Distributed Transaction Solutions micro-service architecture summary

Original: Distributed Transaction Solutions micro-service architecture summary

Introduction: Recently, at home and recuperate, because the bloggers do not care cycling wrestling, give yourself had an impact, but also had an impact on the company, did not register on time. I hope you must be careful when riding a bike, do not take the hands of the phone, then again: Road 10 million, safety first, driving non-standard, two lines of relatives of tears. Well, this is the lesson of blood. Today's topic is not taught how to ride a bike, ha ha ha. Closer to home, use at home and recuperate summarize how to solve the problem of distributed transactions in micro-service architecture interview frequently asked. Because of this problem, then the answer is not very good, down to also check a lot of information, summed up the experience of learning about, if there is something wrong bigwigs can also ask a lot of guidance.

 

First, the theoretical

First, the problem is in the micro-service architecture, distributed environment, in a stand-alone system is not to consider this question, we first look at BASE CAP principles and theory of distributed systems.

 

 

 We know that this can only meet three features up to two, three can not have both. Consistency: All nodes in the same point in time all the data are consistent. Availability: At any time distributed system always can be successfully read and write. Partition tolerance: in some nodes because of network failure, still be able to meet the consistency and availability of services.

Select CA: p is equivalent to give up give up a distributed system, exists only in stand-alone system
selection CP: that is, choose partition tolerance and strong consistency, allowing a temporary service is not available in extreme cases.
Select AP: allows short data inconsistency, inconsistent scenes registered in the short-term service data, will not affect the service. Therefore, the use of AP principle of micro registry service is more appropriate choice.

Then, introduce BASE theory, shown at the bottom of the vocabulary, the basic Basically Available BASE means available, Soft-state soft-state (the state not allowing a short time synchronous, asynchronous), Eventual Consistency final consistency, it is CAP Consistency and the results of usability tradeoffs, the core idea is that even if BASE can not do strong consistency, also be based on system characteristics, appropriate way to achieve eventual consistency. Based on this theoretical knowledge, as long as we do the final consistency problem can be solved in a distributed system.

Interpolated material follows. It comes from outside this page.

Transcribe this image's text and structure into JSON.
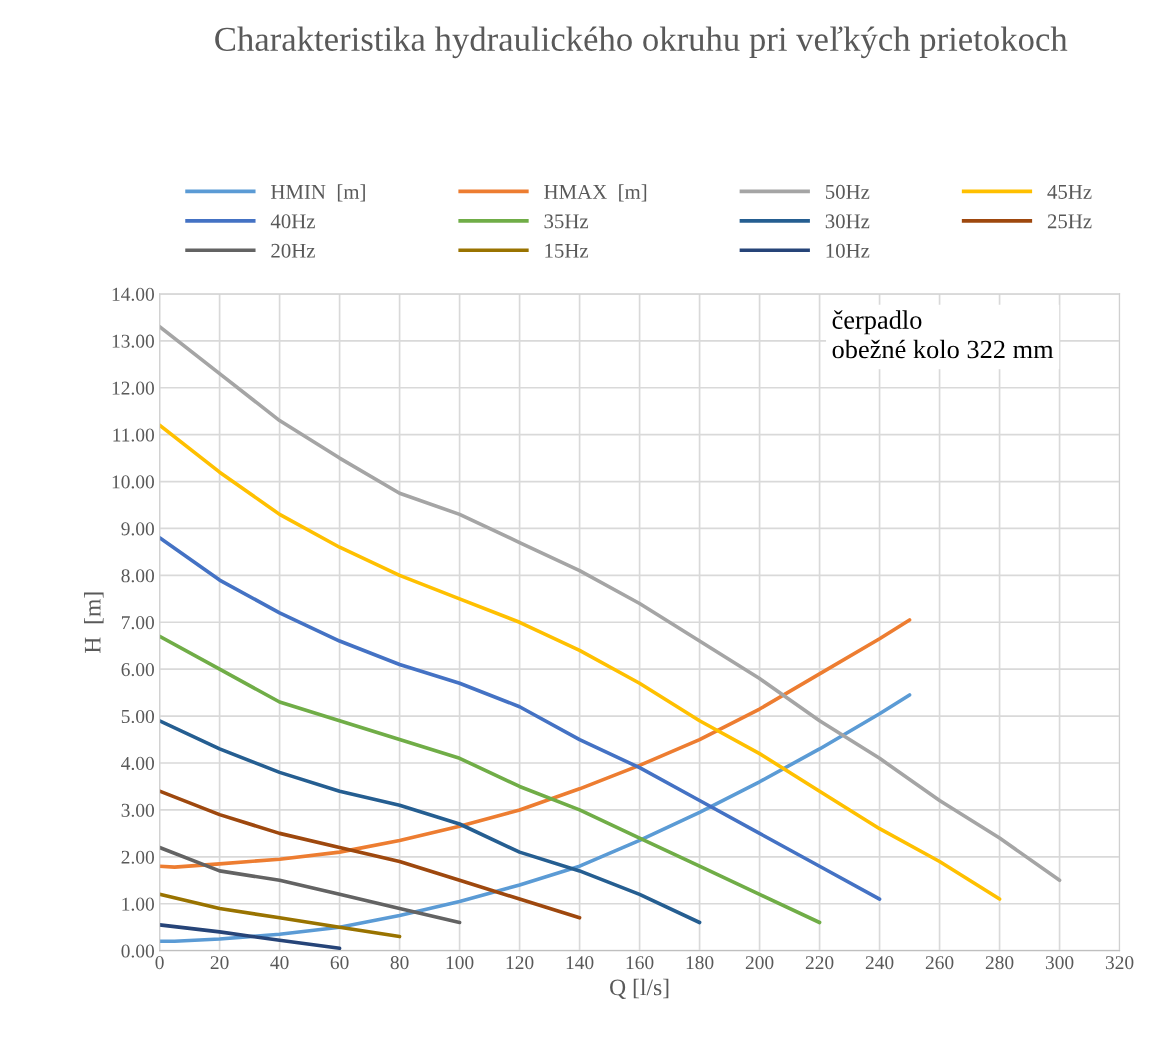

In a distributed system, the most important thing is to meet business needs, rather than the pursuit of abstract, absolute system characteristics.

If you feel or do not understand the proposed reference framework of the CAP this article: https://www.cnblogs.com/savorboard/p/base-an-acid-alternative.html

 

Two, Scene

A picture is worth a thousand words:

 

 

Third, the solution analysis

solution:

(1) rigid Affairs

  Global transaction (standard distributed transaction)

  Pros: Strict ACID;

  Disadvantages: the efficiency is very low (under micro-architecture have been less appropriate service)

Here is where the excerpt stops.